Exhibition celebrates 50th anniversary of protest movement that saved Blackbutt Reserve

02 Mar 2022

A union-backed community protest movement that helped stop Blackbutt Reserve being cut in two by a new highway in the 1970s is being celebrated in an exhibition at Newcastle Library.

Power to the People, 50+ Years of Union and Community Green Ban Action celebrates the 50th anniversary of the "green ban" movement, which effectively saw union members refuse to work on construction projects that were deemed environmentally or socially undesirable.

Green bans were conceived by Builders Labourers' Federation (BLF) NSW secretary Jack Mundey and were instigated at the request of, and in support of, residents' groups.

Newcastle Lord Mayor Nuatali Nelmes said the exhibition showcases an important time in history through the story of Jack Mundey and the green ban movement, and local Newcastle strike action to save Blackbutt Reserve and protect historic houses in the East End.

"Historical green bans demonstrate the value and impact that Newcastle's communities can have when their passion and drive to protect our city's rich natural and build environment is mobilised," Cr Nelmes said.

"Power to the People 50+ years of Union and Community Green Ban Action explores green bans to save Blackbutt Reserve and Newcastle's East End, both initiated by the BLF, Newcastle Trades Hall Council and over 25 community groups in the 1970s, which protected two extremely important features of Newcastle.

"Newcastle green bans were born in parallel with the Sydney bans from 1971 onwards, and the legacy of the movement cannot be underestimated as it led a shift towards ensuring heritage and conservation were central to planning and policy."

While many of the green bans in the early 1970s were focussed on Sydney, the protest movement also made its way to Newcastle through the Newcastle Trades Hall Council.

In one of the most significant instances locally, a green ban was enforced to help community groups stop a NSW Government plan to bulldoze more than 15 acres of Blackbutt Reserve for a 1.2 km section of Highway 23.

The road, which was being built to link the Sydney-Newcastle Expressway near Windale to the Pacific Highway at Sandgate, would have also effectively separated an additional 40 hectares of land from the main Blackbutt Reserve site.

Power to the People, 50+ years of Union and Community Green Ban Action has been curated by Newcastle Libraries in partnership with Cross Arts Projects, University of Newcastle and Newcastle Trades Hall Council.
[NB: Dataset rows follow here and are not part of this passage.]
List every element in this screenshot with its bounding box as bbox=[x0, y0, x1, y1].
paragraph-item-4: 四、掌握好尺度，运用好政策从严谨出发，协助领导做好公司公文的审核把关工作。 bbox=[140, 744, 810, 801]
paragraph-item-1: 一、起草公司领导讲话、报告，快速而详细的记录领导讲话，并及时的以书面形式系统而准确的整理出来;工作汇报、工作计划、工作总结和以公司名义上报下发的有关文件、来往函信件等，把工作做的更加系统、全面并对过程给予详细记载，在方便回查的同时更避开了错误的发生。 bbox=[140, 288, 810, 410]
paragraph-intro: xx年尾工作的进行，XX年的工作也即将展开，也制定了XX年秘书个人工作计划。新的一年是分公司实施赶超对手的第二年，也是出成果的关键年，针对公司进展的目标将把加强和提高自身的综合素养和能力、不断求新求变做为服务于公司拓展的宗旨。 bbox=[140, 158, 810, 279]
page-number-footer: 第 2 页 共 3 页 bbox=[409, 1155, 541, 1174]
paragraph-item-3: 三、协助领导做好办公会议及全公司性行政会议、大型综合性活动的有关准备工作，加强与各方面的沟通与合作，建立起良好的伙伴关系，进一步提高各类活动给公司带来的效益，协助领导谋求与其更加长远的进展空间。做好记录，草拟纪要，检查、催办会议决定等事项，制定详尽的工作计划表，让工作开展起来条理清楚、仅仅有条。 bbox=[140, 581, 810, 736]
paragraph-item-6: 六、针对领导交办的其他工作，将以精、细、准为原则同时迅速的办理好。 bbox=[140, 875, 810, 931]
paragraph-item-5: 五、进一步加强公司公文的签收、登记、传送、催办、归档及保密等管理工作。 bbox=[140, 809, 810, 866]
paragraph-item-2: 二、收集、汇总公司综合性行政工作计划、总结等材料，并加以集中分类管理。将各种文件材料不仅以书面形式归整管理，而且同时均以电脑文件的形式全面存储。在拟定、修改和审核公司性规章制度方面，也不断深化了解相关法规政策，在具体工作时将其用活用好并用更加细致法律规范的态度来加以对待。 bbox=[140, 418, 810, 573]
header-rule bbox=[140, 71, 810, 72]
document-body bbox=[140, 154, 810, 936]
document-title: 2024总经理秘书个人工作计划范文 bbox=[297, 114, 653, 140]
The exhibition draws on archival material preserved in collections held by Newcastle Libraries, the University of Newcastle, the Hunter Living Histories, and Newcastle Trades Hall and presents an eclectic mix of stories that depict community uprising over unequal planning, Aboriginal and Torres Strait Island heritage, social housing justice, heritage buildings, land rights and conservation.

It will be on display at Newcastle Libraries’ Lovett Gallery in Laman Street, Newcastle until Thursday, 14 April.